In de Bijbel staat volgens ds. Ezinga niet één expliciete opdracht om de zuigelingen te dopen, er worden zelfs geen toespelingen op gemaakt. Wel zijn er twaalf feitelijke geloofsgetuigenissen. „De dopelingen weten wat ze doen, er wordt niet op los gedoopt. De calvinistische kerken stellen dat alles wat niet Bijbels is, verworpen moet worden. Had de kerk zich hier maar aan gehouden.”
De voorstanders van de kinderdoop beroepen zich volgens hem op het „stilteargument”: de stilzwijgende vooronderstelling dat de kinderdoop gegrond is in het verbond en de doop in plaats van de besnijdenis is gekomen. Ds. Ezinga: „Nergens in de Bijbel wordt de besnijdenis als afgeschaft beschouwd, wel gezegd dat deze niet zaligmakend is. Voor Israël is de besnijdenis het blijvende teken van het verbond en daarom worden jongens tot op de dag van vandaag besneden als kinderen van het verbond met Abraham.”
De voorwaarde van het ontvangen van de doop is dat de mens wedergeboren moet zijn. „Het verbond van Abraham is niet hetzelfde als het genadeverbond. Wij dopen baby’s niet omdat zij niet in staat zijn om zich te bekeren en te geloven. De doop wordt alleen bediend aan alle geestelijke zonen van Abraham. Alleen door bekering en geloof kun je tot de gemeente van Christus toetreden.”
Iemands geloofsbelijdenis geeft geen recht op de doop, reageert ds. Van den Brink, maar of iemand tot het lichaam van Christus behoort. „Er staat nergens in de Bijbel dat er áltijd een persoonlijke belijdenis nodig is. De doop maakt de inlijving in het lichaam van Christus zichtbaar en is bedoeld als de zichtbare grenslijn tussen hen die in Christus zijn en hen die in Adam zijn.”

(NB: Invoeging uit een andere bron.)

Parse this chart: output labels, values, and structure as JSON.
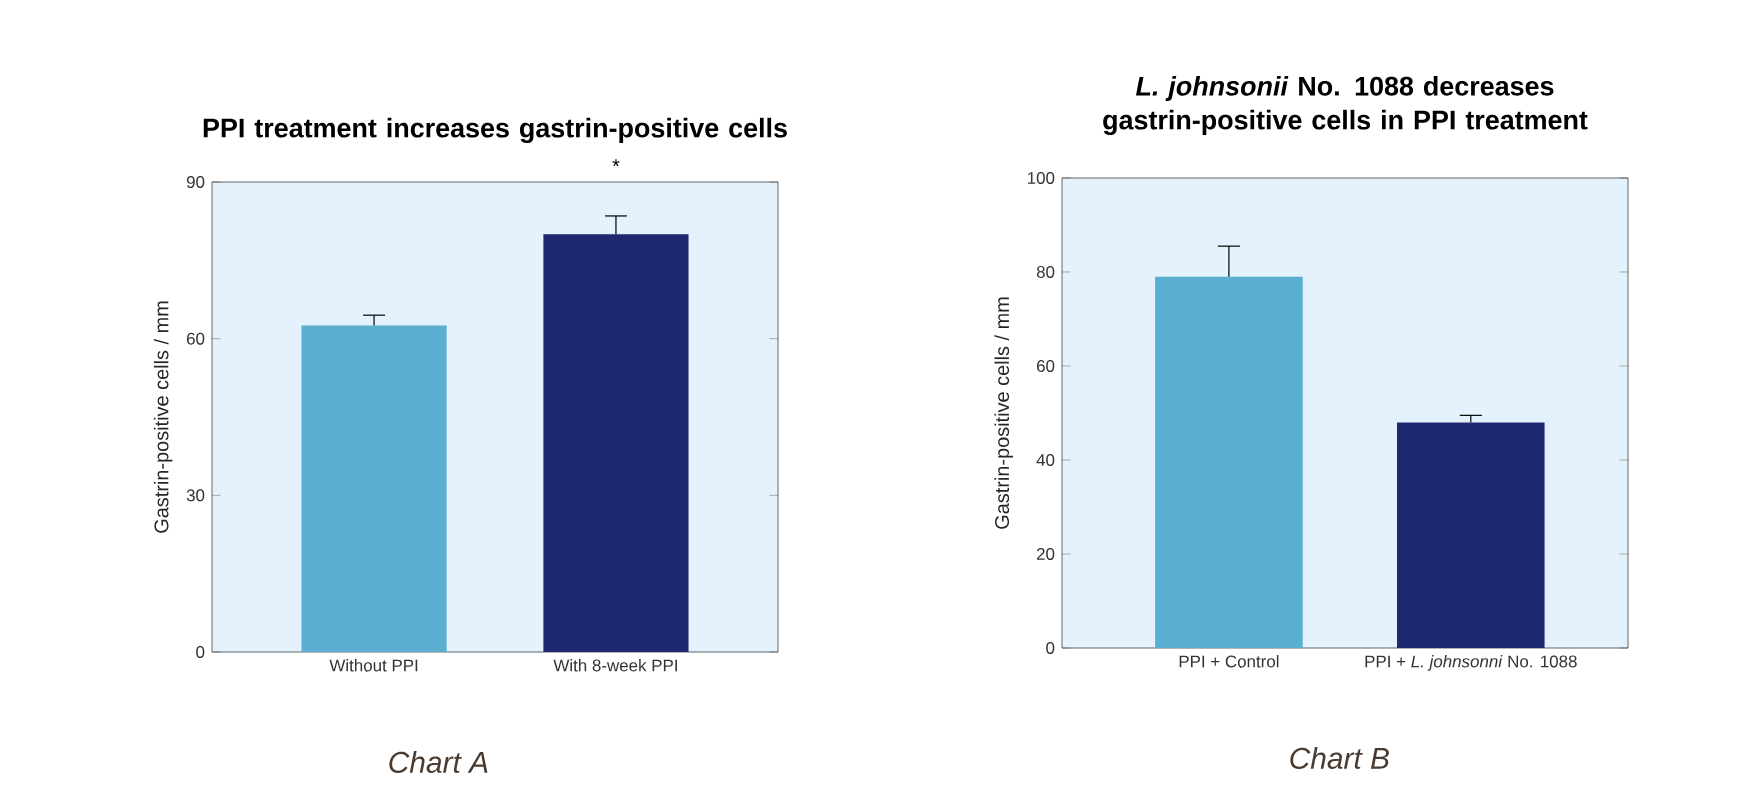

Door de stelling dat de doop de inlijving in het lichaam van Christus representeert, worden volgens ds. Van den Brink twee uitersten vermeden: „We voorkomen dat de doop alleen maar wordt gezien als een individuele keuze en expressie, zonder enig verband tot het lichaam van Christus. En we voorkomen dat de doop slechts een rite is die zegt dat je uiterlijk bij een instituut, kerkverband, organisatie of genootschap behoort.”

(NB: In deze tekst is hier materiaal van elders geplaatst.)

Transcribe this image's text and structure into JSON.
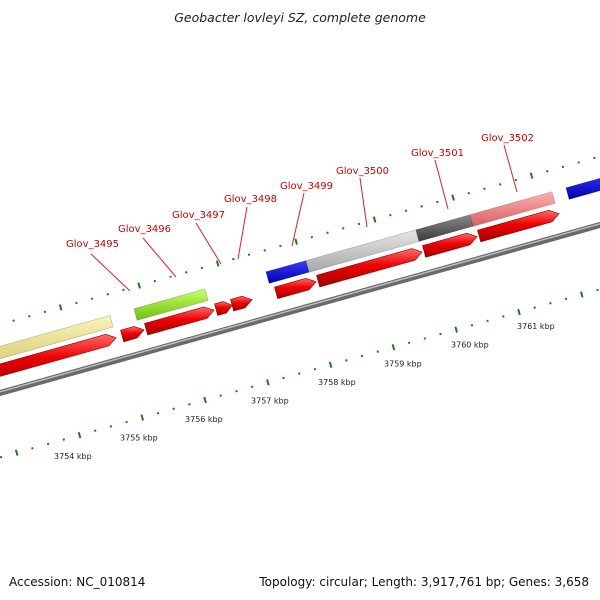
{
  "title": "Geobacter lovleyi SZ, complete genome",
  "footer": {
    "accession": "Accession: NC_010814",
    "summary": "Topology: circular; Length: 3,917,761 bp; Genes: 3,658"
  },
  "colors": {
    "cds": "#ee0000",
    "label": "#cc0000",
    "tick": "#1e7a1e",
    "backbone": "#8a8a8a"
  },
  "gene_labels": [
    "Glov_3495",
    "Glov_3496",
    "Glov_3497",
    "Glov_3498",
    "Glov_3499",
    "Glov_3500",
    "Glov_3501",
    "Glov_3502"
  ],
  "scale_labels": [
    "3754 kbp",
    "3755 kbp",
    "3756 kbp",
    "3757 kbp",
    "3758 kbp",
    "3759 kbp",
    "3760 kbp",
    "3761 kbp"
  ],
  "feature_tracks": [
    {
      "name": "cog-khaki",
      "color": "#f0e68c"
    },
    {
      "name": "cog-green",
      "color": "#99ee22"
    },
    {
      "name": "cog-blue",
      "color": "#0000dd"
    },
    {
      "name": "cog-lightgray",
      "color": "#c8c8c8"
    },
    {
      "name": "cog-darkgray",
      "color": "#5a5a5a"
    },
    {
      "name": "cog-pink",
      "color": "#f08080"
    }
  ]
}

Baptisten beweren dat geen enkel kind mag worden gedoopt, maar daarmee ook dat geen enkel kind tot Christus’ lichaam behoort. „God belooft echter óók de God van deze kinderen te zijn. Ouders mogen hun kind zien als een schaap –niet als een wolf– dat ook zal worden toegebracht. Het kan na verloop van tijd blijken dat gedoopte kinderen toch niet in het lichaam van Christus zijn ingelijfd. Dat is een diepe teleurstelling en dan moeten wij als gemeente ons oordeel bijstellen, maar dat is geen bewijs dat de kinderdoop als zodanig verkeerd was. Ook bij volwassendoop kan schijngeloof immers nooit worden uitgesloten. Te allen tijde geldt de oproep tot zelfbeproeving.”
Ds. Van den Brink stelde heel concreet aan ds. Ezinga de vraag: „Als kleine kinderen niet tot het lichaam van Christus behoren, zijn ze toch allen in Adam verloren?”

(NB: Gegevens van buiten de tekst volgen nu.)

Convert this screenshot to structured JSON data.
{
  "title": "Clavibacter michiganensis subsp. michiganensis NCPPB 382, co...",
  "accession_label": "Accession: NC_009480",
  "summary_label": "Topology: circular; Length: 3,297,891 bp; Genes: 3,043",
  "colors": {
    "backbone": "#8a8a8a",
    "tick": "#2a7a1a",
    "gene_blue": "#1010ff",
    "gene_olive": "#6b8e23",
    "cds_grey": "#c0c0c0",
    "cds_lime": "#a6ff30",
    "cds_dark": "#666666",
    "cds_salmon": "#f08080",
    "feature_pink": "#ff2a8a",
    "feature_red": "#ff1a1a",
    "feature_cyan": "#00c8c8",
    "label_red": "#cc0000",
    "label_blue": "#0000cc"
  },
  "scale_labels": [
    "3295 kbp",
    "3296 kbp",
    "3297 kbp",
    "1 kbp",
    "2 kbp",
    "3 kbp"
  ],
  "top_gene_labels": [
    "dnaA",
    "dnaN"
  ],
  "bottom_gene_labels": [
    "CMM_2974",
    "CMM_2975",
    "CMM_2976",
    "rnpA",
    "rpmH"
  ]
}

Ds. Ezinga noemde dit een „erg emotioneel” onderwerp. „De Bijbel zegt weinig over het zielenheil van kinderen. Christus zegt: Laat de kinderen tot Mij gekomen. Hij zegende hen, maar doopte hen niet. Wij brengen kinderen onder het Woord en leven hen het geloof voor. Ik persoonlijk geloof, zonder dat direct op de Bijbel te kunnen baseren, dat de Heere een bijzondere weg heeft voor álle kinderen die voor de jaren van onderscheid sterven.”
Ds. Van den Brink: „Ik vind het veel te weinig dat wij niet weten of onze kinderen bij Adam of bij Christus horen. Dat is de naam van christelijke opvoeding niet waard.”